Obama was in the area to tour a nearby Intel chip manufacturing plant and to promote his jobs strategy. But after landing in Mesa, the president somehow ended up talking to Brewer about a book she wrote last year.
Both the governor and White House have said the discussion involved a disagreement about how the book portrayed a June 2010 meeting between Brewer and Obama. A photo of the encounter shows Brewer pointing her finger at the president after handing him a letter she had written.
“It was somewhat of an animated discussion,” Smith said on Thursday. “It revolved around the presentation of the letter…Other than that, I don’t want to get into specifics.”

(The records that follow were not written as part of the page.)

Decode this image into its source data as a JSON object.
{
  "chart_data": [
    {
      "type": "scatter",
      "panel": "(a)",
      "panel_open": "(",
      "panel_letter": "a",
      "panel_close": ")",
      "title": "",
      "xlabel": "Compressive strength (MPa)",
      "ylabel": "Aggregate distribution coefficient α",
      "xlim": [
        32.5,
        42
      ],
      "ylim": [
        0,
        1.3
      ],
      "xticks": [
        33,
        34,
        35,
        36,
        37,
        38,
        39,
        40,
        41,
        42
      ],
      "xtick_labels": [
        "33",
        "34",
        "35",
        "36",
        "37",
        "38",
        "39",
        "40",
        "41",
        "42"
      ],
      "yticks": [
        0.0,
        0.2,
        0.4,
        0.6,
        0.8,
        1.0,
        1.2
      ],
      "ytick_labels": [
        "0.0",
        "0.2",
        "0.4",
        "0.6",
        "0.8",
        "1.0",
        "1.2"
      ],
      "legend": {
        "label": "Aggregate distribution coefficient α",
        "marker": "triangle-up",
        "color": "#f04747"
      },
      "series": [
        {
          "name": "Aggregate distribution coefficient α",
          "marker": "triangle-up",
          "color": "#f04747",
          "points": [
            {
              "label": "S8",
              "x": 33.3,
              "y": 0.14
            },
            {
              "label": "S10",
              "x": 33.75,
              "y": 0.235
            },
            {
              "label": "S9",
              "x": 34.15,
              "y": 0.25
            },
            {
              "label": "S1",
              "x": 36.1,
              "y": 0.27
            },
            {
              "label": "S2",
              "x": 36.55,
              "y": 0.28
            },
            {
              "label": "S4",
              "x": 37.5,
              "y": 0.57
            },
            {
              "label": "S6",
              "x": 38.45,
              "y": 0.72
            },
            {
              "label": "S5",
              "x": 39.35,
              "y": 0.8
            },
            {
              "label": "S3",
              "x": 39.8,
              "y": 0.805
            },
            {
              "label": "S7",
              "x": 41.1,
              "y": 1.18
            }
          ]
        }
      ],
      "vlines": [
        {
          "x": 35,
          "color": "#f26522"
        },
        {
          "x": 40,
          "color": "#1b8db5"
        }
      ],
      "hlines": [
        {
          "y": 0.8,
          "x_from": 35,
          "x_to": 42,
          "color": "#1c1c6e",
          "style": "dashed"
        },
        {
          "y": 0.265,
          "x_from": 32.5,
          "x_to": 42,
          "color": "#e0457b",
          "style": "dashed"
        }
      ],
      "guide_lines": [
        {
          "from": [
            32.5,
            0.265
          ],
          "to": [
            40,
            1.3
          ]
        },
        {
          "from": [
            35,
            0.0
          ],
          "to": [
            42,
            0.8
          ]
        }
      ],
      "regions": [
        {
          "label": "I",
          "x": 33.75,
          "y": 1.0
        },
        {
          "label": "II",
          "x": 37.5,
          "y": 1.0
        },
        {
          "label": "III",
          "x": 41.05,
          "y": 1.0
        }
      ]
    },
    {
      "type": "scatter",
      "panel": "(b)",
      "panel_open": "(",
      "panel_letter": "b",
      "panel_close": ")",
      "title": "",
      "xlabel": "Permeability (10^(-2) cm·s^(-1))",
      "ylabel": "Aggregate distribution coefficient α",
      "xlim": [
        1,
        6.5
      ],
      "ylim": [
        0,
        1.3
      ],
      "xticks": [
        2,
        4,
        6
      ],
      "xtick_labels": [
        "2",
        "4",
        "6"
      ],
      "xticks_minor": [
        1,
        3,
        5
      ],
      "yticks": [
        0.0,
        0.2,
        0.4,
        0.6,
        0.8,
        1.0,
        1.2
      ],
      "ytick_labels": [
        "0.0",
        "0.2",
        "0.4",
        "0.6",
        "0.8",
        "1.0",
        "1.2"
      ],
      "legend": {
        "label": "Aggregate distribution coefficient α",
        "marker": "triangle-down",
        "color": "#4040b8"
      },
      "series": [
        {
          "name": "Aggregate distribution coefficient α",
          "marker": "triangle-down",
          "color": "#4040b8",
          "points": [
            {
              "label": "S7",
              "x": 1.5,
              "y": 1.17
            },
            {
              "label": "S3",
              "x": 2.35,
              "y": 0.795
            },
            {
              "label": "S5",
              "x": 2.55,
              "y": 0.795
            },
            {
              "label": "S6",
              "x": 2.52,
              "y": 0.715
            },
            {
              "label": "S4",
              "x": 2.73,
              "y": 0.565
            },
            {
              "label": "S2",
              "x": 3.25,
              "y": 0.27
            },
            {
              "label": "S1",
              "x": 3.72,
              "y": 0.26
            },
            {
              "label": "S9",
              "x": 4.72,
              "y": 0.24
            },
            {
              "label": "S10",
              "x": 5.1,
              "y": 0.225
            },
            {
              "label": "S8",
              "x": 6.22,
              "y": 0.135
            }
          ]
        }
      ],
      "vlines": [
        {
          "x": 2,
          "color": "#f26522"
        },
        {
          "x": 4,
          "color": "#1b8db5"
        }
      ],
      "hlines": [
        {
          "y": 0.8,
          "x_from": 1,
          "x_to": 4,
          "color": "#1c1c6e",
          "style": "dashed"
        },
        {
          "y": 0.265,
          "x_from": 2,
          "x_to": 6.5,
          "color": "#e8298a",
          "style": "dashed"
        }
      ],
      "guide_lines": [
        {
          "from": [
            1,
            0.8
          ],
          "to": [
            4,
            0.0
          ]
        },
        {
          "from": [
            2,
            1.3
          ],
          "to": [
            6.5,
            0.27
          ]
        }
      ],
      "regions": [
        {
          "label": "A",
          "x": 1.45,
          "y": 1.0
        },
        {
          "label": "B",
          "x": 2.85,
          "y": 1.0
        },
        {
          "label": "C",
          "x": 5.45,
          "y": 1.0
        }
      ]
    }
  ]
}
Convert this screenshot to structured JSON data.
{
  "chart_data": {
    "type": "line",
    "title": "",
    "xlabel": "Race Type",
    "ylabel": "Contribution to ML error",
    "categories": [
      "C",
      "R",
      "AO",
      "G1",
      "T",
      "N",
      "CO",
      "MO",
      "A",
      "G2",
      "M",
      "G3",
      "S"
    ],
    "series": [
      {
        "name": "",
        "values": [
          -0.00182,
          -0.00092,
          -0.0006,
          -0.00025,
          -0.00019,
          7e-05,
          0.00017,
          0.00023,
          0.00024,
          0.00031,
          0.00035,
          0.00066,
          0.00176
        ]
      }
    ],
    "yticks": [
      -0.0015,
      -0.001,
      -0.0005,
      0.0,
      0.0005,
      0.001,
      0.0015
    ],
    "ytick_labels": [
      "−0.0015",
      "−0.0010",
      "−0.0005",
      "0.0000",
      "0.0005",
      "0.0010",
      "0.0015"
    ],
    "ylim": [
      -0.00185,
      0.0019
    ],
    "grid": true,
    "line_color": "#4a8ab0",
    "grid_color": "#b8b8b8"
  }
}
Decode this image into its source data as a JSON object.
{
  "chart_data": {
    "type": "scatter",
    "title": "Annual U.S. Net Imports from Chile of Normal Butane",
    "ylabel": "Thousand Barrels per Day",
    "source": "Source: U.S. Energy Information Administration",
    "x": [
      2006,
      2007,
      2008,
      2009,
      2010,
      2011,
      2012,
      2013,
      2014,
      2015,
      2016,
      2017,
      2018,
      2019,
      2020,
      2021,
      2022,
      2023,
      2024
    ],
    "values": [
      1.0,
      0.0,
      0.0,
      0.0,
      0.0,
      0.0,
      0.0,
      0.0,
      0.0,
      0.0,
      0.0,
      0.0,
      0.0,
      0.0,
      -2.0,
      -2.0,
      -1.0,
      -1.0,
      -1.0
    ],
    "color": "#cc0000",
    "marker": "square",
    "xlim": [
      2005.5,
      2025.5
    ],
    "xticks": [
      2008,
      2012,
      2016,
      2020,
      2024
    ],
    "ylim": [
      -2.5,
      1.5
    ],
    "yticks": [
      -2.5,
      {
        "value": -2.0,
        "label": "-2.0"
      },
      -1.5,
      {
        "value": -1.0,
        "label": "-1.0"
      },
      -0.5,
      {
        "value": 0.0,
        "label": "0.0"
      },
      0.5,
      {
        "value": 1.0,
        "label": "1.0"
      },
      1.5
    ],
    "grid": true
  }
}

Smith described the situation as an “awkward moment” but little more than that. He expected the meeting to involve casual pleasantries, not a sticky encounter. “You don’t expect to see that at the bottom of the stairs of Air Force One,” he said.
Smith was disappointed that a small dispute was getting more press than some of the region’s success stories like the Phoenix-Mesa Gateway Airport, where the confrontation took place and which has grown exponentially even in the midst of the economic downturn.
He said he was glad the president came to town to highlight Intel and wished the focus could have remained there.
“It was an honor to be able to welcome the president to Mesa, to Arizona,” Smith said, “and I hoped that this little episode between the governor and the president didn’t overshadow all the great things that are going on in the middle of this recession.”